The functional significance of Shc in insulin signaling as a substrate of the insulin receptor

Shc is composed of 46-, 52-, 66-kDa isoforms which arise from alternative splicing of the primary Shc transcript. Upon insulin stimulation, the activated insulin receptor interacts with Shc. The NPXY motif around 960-Tyr residue of the insulin receptor binds to the N-terminal PTB domain of Shc. Subsequently, the 52-kDa, and, to a lesser extent, the 46-kDa Shc isoforms are tyrosine phosphorylated. Although Tyr-239/240 and Tyr-317 residues are the possible candidates of Shc phosphorylation sites, insulin predominantly phosphorylates the Shc Tyr-317 residue. Phosphorylated Shc binds to Grb2 which forms a complex with Sos guanine nucleotide exchange factor for p21ras. Both tyrosine-phosphorylated Shc and IRS can bind to Grb2, but Shc·Grb2·Sos is the predominant coupling pathway from the activated insulin receptor to p21ras.
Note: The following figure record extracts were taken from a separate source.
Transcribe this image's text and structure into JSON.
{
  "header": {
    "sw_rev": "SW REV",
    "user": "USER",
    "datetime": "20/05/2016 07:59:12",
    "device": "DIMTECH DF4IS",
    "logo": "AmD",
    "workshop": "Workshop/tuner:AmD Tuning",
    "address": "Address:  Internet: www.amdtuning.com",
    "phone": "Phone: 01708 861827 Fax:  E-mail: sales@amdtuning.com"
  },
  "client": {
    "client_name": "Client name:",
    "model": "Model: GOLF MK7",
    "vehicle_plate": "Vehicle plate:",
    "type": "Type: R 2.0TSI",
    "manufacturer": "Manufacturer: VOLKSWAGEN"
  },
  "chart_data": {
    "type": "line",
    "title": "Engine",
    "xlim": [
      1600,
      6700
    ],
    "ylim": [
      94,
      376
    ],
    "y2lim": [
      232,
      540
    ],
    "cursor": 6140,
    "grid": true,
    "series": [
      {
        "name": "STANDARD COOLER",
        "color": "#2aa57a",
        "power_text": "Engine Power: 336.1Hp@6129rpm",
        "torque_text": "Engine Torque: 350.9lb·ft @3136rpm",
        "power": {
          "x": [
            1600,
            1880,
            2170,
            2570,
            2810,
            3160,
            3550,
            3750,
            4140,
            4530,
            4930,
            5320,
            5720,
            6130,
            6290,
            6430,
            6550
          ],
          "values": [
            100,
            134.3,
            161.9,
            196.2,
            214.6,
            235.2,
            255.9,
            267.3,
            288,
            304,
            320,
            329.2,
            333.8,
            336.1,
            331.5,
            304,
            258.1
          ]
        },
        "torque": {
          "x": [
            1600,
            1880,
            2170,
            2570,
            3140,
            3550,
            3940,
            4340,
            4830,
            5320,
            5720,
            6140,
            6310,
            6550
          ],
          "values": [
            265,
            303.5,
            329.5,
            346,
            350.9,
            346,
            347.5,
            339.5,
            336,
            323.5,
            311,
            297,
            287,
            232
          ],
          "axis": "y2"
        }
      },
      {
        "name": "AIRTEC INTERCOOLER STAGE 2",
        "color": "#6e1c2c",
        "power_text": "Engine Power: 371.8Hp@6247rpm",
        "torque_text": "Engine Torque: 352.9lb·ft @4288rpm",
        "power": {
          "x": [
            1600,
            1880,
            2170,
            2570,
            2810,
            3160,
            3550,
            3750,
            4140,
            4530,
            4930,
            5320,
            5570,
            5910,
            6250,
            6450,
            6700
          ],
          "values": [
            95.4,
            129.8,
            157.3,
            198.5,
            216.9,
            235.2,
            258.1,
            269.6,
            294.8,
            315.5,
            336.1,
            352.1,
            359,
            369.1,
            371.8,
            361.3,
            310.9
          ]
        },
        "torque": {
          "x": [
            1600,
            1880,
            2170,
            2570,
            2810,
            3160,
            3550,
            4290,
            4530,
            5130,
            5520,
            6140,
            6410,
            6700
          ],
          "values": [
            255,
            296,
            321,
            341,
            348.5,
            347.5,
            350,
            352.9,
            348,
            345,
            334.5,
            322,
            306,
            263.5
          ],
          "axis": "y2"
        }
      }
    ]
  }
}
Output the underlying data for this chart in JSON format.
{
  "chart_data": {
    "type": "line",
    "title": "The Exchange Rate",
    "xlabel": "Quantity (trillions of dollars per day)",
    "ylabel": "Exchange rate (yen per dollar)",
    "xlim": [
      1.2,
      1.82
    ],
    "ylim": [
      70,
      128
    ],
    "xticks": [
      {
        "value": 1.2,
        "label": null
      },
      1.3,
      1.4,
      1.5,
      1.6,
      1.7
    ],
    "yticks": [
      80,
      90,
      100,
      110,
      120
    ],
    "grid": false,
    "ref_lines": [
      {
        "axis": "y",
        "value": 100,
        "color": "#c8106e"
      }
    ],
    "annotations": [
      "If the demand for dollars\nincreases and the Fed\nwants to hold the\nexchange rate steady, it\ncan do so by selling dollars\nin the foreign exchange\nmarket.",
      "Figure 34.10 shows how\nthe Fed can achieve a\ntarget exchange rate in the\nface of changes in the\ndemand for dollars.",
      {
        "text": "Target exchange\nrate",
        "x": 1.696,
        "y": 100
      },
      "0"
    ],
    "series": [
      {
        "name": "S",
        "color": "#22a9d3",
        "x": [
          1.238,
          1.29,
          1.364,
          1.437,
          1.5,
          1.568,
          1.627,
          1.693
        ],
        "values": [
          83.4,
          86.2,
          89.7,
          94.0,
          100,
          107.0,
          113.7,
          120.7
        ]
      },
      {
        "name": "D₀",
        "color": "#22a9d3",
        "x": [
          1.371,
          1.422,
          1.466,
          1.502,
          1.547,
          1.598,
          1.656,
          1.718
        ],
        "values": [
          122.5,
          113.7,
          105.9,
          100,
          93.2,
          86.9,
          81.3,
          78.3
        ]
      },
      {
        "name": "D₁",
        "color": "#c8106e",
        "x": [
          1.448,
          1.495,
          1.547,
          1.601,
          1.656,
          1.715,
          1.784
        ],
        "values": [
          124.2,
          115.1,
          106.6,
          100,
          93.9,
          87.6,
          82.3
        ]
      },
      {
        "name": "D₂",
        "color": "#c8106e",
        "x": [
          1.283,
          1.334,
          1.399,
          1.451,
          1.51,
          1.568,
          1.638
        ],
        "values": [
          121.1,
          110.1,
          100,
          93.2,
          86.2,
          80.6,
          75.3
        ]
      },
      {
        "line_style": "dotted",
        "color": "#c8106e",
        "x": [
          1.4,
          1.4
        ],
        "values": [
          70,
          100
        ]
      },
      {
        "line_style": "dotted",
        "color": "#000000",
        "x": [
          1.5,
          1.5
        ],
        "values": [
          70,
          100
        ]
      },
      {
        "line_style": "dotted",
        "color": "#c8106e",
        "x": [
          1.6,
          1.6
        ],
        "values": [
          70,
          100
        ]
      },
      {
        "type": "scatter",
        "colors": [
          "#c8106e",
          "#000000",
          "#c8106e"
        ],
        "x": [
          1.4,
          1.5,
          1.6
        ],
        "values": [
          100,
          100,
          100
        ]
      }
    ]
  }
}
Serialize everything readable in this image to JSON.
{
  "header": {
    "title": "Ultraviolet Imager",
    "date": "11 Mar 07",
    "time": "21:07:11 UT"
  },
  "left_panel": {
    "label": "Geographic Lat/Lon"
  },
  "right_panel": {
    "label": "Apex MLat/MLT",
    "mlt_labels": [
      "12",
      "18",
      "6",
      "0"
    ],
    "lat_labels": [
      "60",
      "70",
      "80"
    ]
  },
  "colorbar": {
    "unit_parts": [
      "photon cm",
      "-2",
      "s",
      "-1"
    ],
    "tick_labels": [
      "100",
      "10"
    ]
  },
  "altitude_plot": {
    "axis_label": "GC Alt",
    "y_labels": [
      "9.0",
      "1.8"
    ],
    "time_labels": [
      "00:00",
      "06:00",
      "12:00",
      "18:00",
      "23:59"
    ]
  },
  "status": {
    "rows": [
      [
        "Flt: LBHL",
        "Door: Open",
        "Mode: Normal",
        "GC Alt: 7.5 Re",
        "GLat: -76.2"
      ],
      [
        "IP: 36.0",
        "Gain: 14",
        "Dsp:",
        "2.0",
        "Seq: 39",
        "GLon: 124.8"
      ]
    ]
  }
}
Along this line, microinjection of anti-Shc antibody inhibited insulin-induced mitogenesis, and the guanine nucleotide exchange activity for p21ras is tightly associated with Shc, but not with IRS. On the other hand, insulin only transiently activates p21ras for the strict hormonal regulation. For this regulation, longer time of insulin treatment deactivates p21ras by dissociation of Sos from the Shc·Grb2·Sos complex while Shc is still complexed with Grb2. Thus, Shc plays a critical role in insulin-induced mitogenesis through regulation of p21ras activity. As regards the impact of Shc on the metabolic aspects, Shc is shown to compete with IRS as the substrate of the insulin receptor. Thus, IRS mediated downstream signaling leading to glycogen synthesis was decreased by over-expression of Shc. Taken together, Shc appears to play an important role in insulin induced mitogenesis, whereas Shc may not be required for regulation of the metabolic aspects of insulin.